Star Spangled Banner India
When President Barack Obama and his wife Michele visited Mumbai in 2010, they stayed in a hotel that is not far from one of Mumbai’s most historical shipping dockyards, the Duncan Dock.
Built in 1810 and named after the then Governor of Mumbai Jonathan Duncan, it is at Duncan Dock that the first ship commissioned from India by the British Royal Navy, the teakwood vessel the HMS Minden was built. More significantly, it is aboard this Indian made ship that the song which eventually became the American national anthem was composed. The builder was a Parsi named Jamshedji Bomanji Wadia whose family went on to create a business empire in India. The HMS Minden was launched in 1810 at Duncan Dock.
During the war of 1812, Francis Scott Key, an author and lawyer from Baltimore, was a prisoner aboard the HMS Minden when the British navy attacked American forces at Fort McHenry in the Battle of Baltimore. At daybreak, Key caught a glimpse of the American flag flying above the Fort and was inspired into writing the poem ‘In Defense of Fort McHenry’. The first stanza of this poem became known as “The Star-Spangled Banner” and was recognized for official use by the U.S. Navy in 1889 and by President Woodrow Wilson in 1916. It was made the national anthem by a congressional resolution on March 3, 1931 (46 Stat. 1508, codified at 36 U.S.C. § 301), which was signed by President Herbert Hoover.

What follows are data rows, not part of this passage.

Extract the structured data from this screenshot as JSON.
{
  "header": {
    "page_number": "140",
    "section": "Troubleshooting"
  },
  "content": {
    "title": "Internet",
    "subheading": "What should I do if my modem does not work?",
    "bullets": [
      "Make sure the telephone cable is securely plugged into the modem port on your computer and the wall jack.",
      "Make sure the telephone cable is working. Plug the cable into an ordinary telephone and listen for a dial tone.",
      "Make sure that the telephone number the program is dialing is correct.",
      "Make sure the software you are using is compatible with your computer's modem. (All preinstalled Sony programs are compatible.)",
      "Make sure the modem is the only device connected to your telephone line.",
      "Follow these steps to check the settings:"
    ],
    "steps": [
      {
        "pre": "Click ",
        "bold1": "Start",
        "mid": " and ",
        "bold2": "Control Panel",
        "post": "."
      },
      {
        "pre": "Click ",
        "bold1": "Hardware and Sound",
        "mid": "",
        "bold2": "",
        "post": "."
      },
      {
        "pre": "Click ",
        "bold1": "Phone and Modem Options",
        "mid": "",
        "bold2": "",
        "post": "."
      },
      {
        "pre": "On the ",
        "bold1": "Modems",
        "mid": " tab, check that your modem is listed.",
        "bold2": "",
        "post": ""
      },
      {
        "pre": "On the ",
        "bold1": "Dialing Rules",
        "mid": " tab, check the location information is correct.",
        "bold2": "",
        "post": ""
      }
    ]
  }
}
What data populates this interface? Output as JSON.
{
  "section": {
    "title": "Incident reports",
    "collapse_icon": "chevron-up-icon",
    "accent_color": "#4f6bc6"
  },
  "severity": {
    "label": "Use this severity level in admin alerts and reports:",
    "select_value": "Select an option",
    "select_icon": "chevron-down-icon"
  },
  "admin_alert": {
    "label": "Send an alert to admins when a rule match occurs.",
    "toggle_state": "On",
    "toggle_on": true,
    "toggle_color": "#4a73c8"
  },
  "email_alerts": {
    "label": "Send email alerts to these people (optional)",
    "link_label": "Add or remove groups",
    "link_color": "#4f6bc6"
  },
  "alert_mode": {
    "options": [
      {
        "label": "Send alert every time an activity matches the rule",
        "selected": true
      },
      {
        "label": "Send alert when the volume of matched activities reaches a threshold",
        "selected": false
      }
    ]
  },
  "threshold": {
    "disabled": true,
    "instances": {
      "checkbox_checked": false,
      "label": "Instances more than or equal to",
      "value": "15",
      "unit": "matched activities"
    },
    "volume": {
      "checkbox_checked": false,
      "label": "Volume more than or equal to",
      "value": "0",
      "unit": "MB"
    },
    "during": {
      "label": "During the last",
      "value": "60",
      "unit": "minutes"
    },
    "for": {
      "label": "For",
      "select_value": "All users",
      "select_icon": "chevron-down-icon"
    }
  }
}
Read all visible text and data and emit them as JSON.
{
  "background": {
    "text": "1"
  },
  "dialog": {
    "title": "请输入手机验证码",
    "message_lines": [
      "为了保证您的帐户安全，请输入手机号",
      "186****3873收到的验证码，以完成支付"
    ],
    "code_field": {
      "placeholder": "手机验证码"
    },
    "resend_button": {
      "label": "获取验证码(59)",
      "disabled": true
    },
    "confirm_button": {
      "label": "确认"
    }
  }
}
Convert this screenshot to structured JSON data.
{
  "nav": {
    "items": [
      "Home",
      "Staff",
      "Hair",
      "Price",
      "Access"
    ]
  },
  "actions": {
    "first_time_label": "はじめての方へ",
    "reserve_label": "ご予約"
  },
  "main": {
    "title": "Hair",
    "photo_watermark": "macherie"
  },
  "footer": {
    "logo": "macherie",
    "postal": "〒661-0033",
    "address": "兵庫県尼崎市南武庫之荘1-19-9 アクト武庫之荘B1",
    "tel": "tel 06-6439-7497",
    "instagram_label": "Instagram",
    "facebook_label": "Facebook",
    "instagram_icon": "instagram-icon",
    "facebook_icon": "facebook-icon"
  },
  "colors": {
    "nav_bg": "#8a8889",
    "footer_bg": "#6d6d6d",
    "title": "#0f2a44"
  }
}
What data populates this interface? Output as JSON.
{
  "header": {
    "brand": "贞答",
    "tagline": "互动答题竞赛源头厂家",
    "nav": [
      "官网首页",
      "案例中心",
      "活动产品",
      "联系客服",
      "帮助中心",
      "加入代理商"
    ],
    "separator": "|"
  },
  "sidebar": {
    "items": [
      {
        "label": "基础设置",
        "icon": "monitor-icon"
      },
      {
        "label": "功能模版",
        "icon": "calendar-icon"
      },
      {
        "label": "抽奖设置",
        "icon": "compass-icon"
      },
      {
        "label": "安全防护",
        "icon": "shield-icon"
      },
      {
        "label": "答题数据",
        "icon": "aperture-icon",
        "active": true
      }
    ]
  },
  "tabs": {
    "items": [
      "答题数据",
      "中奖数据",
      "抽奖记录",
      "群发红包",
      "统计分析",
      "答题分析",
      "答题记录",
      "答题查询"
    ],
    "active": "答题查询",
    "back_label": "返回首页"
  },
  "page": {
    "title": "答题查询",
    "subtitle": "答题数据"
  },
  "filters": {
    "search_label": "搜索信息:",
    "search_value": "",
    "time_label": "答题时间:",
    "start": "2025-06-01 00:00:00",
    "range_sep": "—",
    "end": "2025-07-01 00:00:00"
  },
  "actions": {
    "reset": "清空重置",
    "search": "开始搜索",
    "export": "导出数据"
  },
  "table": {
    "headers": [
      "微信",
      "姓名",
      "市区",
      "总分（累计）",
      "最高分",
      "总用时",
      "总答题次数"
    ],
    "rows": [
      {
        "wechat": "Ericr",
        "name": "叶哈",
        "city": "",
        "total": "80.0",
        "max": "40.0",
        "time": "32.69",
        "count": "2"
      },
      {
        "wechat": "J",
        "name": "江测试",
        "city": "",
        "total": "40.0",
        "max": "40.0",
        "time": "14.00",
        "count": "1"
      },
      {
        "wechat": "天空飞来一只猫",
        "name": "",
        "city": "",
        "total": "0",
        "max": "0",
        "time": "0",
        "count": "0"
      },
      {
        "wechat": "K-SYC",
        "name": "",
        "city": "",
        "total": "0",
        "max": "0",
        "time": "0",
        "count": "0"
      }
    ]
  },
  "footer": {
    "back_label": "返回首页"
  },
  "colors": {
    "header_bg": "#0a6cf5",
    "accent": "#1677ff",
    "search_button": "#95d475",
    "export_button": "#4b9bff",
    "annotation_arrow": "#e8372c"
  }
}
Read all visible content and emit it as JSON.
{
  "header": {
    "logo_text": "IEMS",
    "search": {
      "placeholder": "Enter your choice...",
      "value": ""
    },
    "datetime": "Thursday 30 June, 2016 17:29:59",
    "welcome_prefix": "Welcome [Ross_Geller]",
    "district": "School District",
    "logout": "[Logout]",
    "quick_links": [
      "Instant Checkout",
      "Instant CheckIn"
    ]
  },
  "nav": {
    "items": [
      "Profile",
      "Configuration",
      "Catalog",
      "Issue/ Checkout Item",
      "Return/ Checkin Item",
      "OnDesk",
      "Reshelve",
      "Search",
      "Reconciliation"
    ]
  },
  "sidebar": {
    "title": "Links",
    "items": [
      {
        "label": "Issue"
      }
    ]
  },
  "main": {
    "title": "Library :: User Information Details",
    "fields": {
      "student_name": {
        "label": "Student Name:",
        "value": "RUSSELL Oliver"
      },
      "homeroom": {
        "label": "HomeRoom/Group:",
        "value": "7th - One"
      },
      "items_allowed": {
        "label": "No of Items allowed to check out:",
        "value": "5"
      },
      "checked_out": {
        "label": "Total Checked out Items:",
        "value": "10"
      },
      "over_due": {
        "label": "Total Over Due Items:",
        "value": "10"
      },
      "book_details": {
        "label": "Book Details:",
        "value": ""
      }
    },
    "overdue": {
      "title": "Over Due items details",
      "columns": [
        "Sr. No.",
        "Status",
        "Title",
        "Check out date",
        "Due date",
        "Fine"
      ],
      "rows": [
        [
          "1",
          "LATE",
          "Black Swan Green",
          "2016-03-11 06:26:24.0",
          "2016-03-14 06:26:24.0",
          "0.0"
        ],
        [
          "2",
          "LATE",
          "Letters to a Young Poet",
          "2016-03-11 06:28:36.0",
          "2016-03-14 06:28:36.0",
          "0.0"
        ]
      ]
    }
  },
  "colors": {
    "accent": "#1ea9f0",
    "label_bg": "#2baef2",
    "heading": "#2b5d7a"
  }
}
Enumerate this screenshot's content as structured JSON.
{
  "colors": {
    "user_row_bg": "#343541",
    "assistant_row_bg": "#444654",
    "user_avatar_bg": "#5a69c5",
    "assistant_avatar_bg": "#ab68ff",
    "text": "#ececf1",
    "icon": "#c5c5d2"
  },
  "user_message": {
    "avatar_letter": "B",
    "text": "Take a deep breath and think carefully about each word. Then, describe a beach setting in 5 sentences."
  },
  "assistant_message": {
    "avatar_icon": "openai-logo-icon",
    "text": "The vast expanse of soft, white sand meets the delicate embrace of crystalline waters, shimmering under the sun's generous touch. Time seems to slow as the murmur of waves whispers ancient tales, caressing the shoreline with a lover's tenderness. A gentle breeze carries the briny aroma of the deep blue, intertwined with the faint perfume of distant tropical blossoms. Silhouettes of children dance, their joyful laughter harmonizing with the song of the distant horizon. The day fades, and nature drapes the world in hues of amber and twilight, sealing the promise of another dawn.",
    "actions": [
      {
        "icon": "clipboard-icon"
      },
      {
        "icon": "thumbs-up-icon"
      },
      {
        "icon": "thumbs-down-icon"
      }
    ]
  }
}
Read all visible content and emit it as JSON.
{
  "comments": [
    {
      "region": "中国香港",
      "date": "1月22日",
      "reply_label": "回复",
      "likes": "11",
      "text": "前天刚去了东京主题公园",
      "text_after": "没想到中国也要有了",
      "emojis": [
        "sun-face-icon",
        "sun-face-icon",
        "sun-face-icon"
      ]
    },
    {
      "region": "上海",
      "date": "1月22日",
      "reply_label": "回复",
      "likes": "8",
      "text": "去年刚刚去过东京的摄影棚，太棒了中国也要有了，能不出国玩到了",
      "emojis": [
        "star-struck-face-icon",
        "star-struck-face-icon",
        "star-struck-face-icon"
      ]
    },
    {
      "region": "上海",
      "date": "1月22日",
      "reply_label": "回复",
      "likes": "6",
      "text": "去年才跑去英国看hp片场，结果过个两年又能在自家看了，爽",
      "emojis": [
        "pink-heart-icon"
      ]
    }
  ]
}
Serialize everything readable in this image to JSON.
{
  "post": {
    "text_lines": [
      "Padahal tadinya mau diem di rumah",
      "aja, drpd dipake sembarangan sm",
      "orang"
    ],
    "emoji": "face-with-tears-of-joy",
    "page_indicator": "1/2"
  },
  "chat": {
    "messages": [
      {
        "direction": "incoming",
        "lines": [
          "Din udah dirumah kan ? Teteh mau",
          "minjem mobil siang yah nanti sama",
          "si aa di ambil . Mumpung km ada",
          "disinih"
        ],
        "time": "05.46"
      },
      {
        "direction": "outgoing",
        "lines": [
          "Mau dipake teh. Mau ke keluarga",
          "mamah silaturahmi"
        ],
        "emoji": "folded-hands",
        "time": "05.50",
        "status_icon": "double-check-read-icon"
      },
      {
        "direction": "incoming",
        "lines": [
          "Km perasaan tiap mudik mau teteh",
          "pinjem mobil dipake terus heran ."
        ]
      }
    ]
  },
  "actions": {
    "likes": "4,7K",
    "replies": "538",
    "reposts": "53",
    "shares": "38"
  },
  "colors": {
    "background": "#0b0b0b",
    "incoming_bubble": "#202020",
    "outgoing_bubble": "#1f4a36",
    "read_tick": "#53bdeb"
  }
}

The Wadias became renowned ship builders and constructed hundreds of ships over 150 years. Indian shipbuilders’ fine workmanship made Bombay an excellent place to commission ships. The Bombay Courier newspaper noted, ‘…the Minden, for beauty of construction and strength of frame, may stand in competition with any man-o-war that has come out of the most celebrated dockyards of Great Britain’. The descendants of the Wadia family today own large Indian companies such as Bombay Dyeing (garments), Britannia (food items), and Go Air (aviation). They also run the Miss India beauty pageant.